Atitudes e Satisfação no Trabalho: Chaves para o Engajamento

As atitudes são avaliações favoráveis ou desfavoráveis que influenciam o comportamento. As atitudes em relação ao trabalho mais estudadas são:

  • Satisfação no trabalho: Sentimento positivo em relação ao cargo. Aumenta a produtividade, o comportamento de cidadania organizacional e a satisfação do cliente. É medida por meio de pesquisas e escalas.
  • Envolvimento no trabalho: Grau em que uma pessoa se identifica psicologicamente com seu trabalho.
  • Comprometimento organizacional: Lealdade em relação à organização.
  • Apoio organizacional percebido (AOP): Grau em que os colaboradores acreditam que a organização valoriza suas contribuições e se preocupa com seu bem-estar.
  • Engajamento do colaborador: Grau de entusiasmo e conexão com o trabalho.

A insatisfação no trabalho pode levar a condutas laborais contraproducentes (CLC), absenteísmo e rotatividade. É crucial para os gestores entender e abordar as causas da insatisfação.

Emoções e Estados de Humor: Impacto no Comportamento

As emoções são sentimentos intensos direcionados a alguém ou algo, enquanto os estados de humor são sentimentos menos intensos e mais duradouros, sem um estímulo específico. As emoções básicas incluem a alegria, surpresa, tristeza, raiva, medo e desgosto.

  • Fontes: Personalidade, hora do dia, dia da semana, clima, estresse, atividades sociais, sono, exercício e idade.
  • Trabalho emocional: Expressar emoções desejáveis no cargo.
  • Inteligência emocional (IE): Capacidade de perceber, entender e gerenciar as emoções. Alguns estudos a consideram crucial para o desempenho.
  • Regulação emocional: Estratégias para influenciar as próprias emoções. Sua aplicação no CO inclui seleção, tomada de decisões, criatividade, motivação, liderança, negociação e atendimento ao cliente.

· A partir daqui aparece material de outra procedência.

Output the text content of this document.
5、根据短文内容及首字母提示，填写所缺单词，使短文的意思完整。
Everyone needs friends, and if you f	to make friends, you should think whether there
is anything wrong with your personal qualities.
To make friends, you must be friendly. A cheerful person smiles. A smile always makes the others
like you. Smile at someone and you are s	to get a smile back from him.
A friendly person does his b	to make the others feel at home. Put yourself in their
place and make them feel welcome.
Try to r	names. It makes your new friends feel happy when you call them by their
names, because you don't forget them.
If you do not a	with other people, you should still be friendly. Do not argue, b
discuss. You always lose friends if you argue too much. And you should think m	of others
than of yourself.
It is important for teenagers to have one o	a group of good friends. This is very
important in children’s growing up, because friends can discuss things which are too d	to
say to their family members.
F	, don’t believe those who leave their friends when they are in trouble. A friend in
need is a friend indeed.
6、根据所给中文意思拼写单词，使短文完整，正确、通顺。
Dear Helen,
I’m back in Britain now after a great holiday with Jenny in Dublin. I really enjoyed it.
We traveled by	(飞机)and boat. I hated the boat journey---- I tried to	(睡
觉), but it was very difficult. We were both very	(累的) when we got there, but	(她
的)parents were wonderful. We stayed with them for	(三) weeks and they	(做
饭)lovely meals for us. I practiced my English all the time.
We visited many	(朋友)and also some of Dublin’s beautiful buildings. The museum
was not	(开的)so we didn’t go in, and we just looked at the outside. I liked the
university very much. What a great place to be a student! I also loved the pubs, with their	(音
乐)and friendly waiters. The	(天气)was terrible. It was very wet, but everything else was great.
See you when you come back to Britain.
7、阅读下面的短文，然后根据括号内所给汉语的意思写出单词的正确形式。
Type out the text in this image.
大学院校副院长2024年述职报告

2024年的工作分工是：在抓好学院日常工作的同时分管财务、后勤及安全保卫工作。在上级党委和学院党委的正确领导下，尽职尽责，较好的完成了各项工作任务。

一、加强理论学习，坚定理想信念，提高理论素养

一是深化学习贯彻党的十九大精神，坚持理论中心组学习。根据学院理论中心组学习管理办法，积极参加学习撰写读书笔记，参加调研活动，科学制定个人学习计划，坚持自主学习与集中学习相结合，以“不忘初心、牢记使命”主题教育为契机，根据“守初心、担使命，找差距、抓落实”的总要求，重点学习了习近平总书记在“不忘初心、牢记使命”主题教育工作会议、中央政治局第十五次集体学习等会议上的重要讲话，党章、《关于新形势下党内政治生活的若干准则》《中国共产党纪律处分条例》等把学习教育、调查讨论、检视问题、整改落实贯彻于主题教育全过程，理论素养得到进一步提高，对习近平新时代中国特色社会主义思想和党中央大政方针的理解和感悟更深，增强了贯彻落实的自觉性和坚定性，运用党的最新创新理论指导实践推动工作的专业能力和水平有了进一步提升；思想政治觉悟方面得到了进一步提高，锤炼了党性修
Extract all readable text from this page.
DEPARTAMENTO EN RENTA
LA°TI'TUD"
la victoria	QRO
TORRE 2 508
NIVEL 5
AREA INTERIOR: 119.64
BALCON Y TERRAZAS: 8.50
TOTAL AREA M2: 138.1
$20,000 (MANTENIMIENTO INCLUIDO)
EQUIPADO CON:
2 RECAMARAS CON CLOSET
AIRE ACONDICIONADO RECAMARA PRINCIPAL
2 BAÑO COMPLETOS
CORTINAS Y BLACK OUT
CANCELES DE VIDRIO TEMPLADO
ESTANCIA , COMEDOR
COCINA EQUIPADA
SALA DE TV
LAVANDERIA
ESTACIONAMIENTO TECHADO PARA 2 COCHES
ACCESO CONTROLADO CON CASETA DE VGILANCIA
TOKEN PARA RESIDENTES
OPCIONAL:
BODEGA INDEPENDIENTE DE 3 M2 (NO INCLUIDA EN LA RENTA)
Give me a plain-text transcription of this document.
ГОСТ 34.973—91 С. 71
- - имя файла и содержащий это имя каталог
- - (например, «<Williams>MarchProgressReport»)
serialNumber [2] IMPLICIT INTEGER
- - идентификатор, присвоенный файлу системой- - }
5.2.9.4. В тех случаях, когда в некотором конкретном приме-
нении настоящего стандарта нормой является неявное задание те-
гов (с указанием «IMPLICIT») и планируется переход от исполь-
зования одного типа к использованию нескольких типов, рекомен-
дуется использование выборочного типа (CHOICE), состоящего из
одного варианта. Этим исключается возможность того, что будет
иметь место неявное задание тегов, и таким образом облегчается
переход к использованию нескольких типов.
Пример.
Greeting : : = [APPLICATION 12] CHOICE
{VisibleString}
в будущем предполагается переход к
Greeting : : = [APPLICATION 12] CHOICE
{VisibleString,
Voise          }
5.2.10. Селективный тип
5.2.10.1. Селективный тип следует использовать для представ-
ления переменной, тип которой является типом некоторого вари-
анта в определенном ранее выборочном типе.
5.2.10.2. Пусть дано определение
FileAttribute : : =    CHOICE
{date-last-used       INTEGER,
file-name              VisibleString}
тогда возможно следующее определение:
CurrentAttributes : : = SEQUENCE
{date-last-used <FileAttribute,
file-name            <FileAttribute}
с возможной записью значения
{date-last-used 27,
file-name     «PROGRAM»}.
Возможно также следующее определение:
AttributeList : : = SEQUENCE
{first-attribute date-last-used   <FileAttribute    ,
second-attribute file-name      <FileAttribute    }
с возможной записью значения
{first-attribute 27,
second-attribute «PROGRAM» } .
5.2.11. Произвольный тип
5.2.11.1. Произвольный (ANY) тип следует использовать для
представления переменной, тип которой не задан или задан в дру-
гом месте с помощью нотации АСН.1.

Personalidade e Valores: O Mapa Interno do Indivíduo

A personalidade é a soma total das formas como um indivíduo reage e interage com os outros. É medida por meio de questionários de autoavaliação e são usadas diferentes estruturas conceituais:

  • Indicador de Tipos Myers-Briggs (MBTI): Classifica as pessoas em 16 tipos de personalidade baseados em dicotomias como extroversão/introversão. Embora popular, sua validade científica é limitada.
  • Modelo dos Cinco Grandes (Big Five): Cinco dimensões que capturam a maioria das variações da personalidade: extroversão, amabilidade, conscienciosidade, estabilidade emocional (neuroticismo) e abertura à experiência. É o modelo mais aceito e validado.
  • A Tríade Sombria: Traços negativos como o maquiavelismo, o narcisismo e a psicopatia, que podem manifestar-se no local de trabalho.
  • Outros traços: Autoavaliações essenciais (autoestima, autoeficácia, lócus de controle), automonitoramento e personalidade proativa.

A teoria do poder da situação e a teoria de ativação dos traços explicam como a personalidade se manifesta de acordo com o contexto. O ajuste entre o indivíduo e o cargo e o ajuste entre o indivíduo e a organização são cruciais para a satisfação e o desempenho.

Os valores são convicções fundamentais sobre o que é desejável. Classificam-se em valores terminais (metas de vida desejáveis) e instrumentais (modos de conduta preferíveis). Os valores culturais, como os definidos pelo Modelo de Hofstede (distância do poder, individualismo, masculinidade, evitação da incerteza e orientação de longo prazo) e o esquema GLOBE, são essenciais para entender o comportamento em diferentes contextos internacionais.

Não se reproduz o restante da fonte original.